自分たち以外には誰も居ない部室。扉を隔てて、練習に勤しむ声を遠くに聴きながら、音無春菜は眞藤真理と対峙していた。態とらしくタオルを畳んで視線を合わせないようにする眞藤の横顔を見つめる音無の表情は硬い。
「ねえ、どうして……?」
 ぽつりと呟いた声に眞藤の手が止まった。琥珀の瞳に、僅かに俯く音無が映る。
「どうして、瑞希先輩にあんなことしたの…?」
 ――全てを、見ていた。何もかも、全て。
 円堂たちに頼まれた情報を探して集め、急いで瑞希と眞藤の元へ向かった。声を掛けようとして、息を飲んだ。眞藤が突然自らドリンクを被り、驚きのあまり動けなかった。その間に部員がぞろぞろと集まって……、昨日は一之瀬と豪炎寺の助言によって事は大きくならずに済んだ。けれど、もしそんな言葉がなかったら?瑞希がどんな危険に晒されるかは想像に難くない。

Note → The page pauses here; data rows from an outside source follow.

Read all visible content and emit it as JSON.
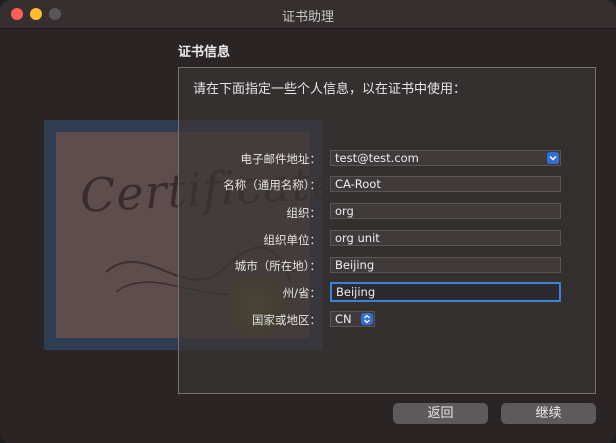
{
  "window": {
    "title": "证书助理"
  },
  "section_title": "证书信息",
  "prompt": "请在下面指定一些个人信息，以在证书中使用：",
  "certificate_art": {
    "word": "Certificate"
  },
  "form": {
    "email": {
      "label": "电子邮件地址：",
      "value": "test@test.com"
    },
    "name": {
      "label": "名称（通用名称）：",
      "value": "CA-Root"
    },
    "org": {
      "label": "组织：",
      "value": "org"
    },
    "org_unit": {
      "label": "组织单位：",
      "value": "org unit"
    },
    "city": {
      "label": "城市（所在地）：",
      "value": "Beijing"
    },
    "state": {
      "label": "州/省：",
      "value": "Beijing"
    },
    "country": {
      "label": "国家或地区：",
      "value": "CN"
    }
  },
  "buttons": {
    "back": "返回",
    "continue": "继续"
  },
  "colors": {
    "accent": "#3b82d6",
    "close": "#ff5f57",
    "minimize": "#febc2e"
  }
}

 木野に連れられて行く時に垣間見えた、確かな悪意の宿る微笑みも。瑞希を陥れる魂胆があるのは明らかで。
「理由、ないの?」
「……」
「っ、……真理がそんなことするなんて、思わなかった。私、先輩たちに全部話すから」
 顔を上げて告げても、眞藤と視線が交わらない。唇を噛み締め、部室を出ようと音無は踵を返した。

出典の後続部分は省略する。